Tracy, played by Evan Rachel Wood, is transformed before your eyes amazingly from a sweet-as-pie girl from a broken home to a frightening, free loving, fire breathing, and drug-using teen from hell -- all in less than two hours. Not since the "Exorcist" or "Carrie" have I been more afraid to shop at the local mall in the heart of the most natural habitat of teenage girls.
Ms. Wood's portrayal of the pleasant plain Jane, who suddenly becomes fixated with and eventually swept away by the "most hottest" girl in her junior high, demonstrates Wood's continued evolution as an actress, having watched her grow into the role of an anorexic teen in the acclaimed television series, "Once and Again."
The film is deliberately shot in a grainy, herky-jerky style which allows the growth, or shall I say denigration, of Tracy to be told in a convincing fashion. The acting is superb, led by the dazzling supporting role of Holly Hunter as Tracy's mother, who is herself trying to pull together her own broken life while raising her children and dealing with the complicated challenge of dating and bringing another man into her children's lives.
Evie, the bad girl Tracy is eerily drawn toward, is played by Nikki Reed. Both teenage actresses demonstrate the range of acting and emotion that is usually reserved for adults picking up golden statues each spring. In fact, you eventually forget how old these girls are and how old their characters are intended to be. What is even more astonishing is the fact that the screenplay was co-written by the director, Catherine Hardwicke, and Reed, when she was actually only 13. Then again, maybe it's not much of a surprise since, as my friend pointed out, only a 13-year-old girl could have written some of the dialogue and captured this point of view in such a realistic fashion. (Okay, I'll admit to being biased in this review -- it's very easy to enjoy a movie when accompanied by a gorgeous friend!)
The only lapse in the film was the surprise plot twist near the end that was not carried through to the fullest possible extent. This may have been due more to time constraints than anything else, and at least it was orchestrated in a thoughtful, intelligent manner rather than in a slasher "Jason leaps out from the lake" kind of way.

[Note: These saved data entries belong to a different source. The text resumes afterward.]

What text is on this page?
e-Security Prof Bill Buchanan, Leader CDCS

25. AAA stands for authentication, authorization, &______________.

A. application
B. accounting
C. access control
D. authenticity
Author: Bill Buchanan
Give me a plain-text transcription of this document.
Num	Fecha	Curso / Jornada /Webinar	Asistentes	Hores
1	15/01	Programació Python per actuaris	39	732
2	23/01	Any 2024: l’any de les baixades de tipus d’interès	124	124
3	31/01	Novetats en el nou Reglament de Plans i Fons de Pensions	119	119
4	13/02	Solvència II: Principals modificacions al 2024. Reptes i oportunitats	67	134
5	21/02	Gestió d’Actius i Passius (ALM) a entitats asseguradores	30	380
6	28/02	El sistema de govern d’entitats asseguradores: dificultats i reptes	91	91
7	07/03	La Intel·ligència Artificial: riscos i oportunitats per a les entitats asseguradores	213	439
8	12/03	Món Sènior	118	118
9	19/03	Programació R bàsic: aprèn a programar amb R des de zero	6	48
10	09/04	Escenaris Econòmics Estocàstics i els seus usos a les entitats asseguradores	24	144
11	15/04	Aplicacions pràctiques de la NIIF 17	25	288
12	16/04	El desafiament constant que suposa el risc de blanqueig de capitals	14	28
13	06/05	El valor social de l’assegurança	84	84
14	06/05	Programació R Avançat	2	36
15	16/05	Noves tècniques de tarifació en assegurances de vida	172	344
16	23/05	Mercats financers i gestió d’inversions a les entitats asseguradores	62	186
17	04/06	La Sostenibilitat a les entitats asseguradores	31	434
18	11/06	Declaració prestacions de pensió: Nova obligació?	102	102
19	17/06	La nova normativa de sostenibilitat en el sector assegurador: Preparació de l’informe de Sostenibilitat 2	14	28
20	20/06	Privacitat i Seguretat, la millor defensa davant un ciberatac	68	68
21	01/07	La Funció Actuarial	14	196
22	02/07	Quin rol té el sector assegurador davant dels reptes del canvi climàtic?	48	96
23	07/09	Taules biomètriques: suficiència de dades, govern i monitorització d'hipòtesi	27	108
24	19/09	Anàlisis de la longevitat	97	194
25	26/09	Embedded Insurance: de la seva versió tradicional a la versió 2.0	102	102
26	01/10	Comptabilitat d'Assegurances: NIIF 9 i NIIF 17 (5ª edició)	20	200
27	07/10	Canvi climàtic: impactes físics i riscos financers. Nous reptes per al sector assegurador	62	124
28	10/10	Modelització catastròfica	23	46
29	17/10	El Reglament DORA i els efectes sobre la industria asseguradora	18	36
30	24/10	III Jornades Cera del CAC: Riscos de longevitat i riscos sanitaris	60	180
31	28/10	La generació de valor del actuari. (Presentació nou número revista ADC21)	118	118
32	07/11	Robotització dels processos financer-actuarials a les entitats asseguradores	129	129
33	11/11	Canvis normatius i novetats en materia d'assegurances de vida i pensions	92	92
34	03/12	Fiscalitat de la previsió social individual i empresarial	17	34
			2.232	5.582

This movie is a must see for anyone who has a daughter or thinks they may someday have a daughter. One word of warning, however, is that "Thirteen" is very painful to watch -- not because of bad acting, stale dialogue or any of the other usual suspects of many film buzz kills, but due to its intended and almost too effective depiction of the angst which drips through the screen and permeates the audience, leading us to the eventual devastating destruction that follows. If you can, bring a date, since it presents the perfect opportunity to show your sensitive side as well as your ability to sit through a "chick flick" -- and the bonus is that this one actually rocks!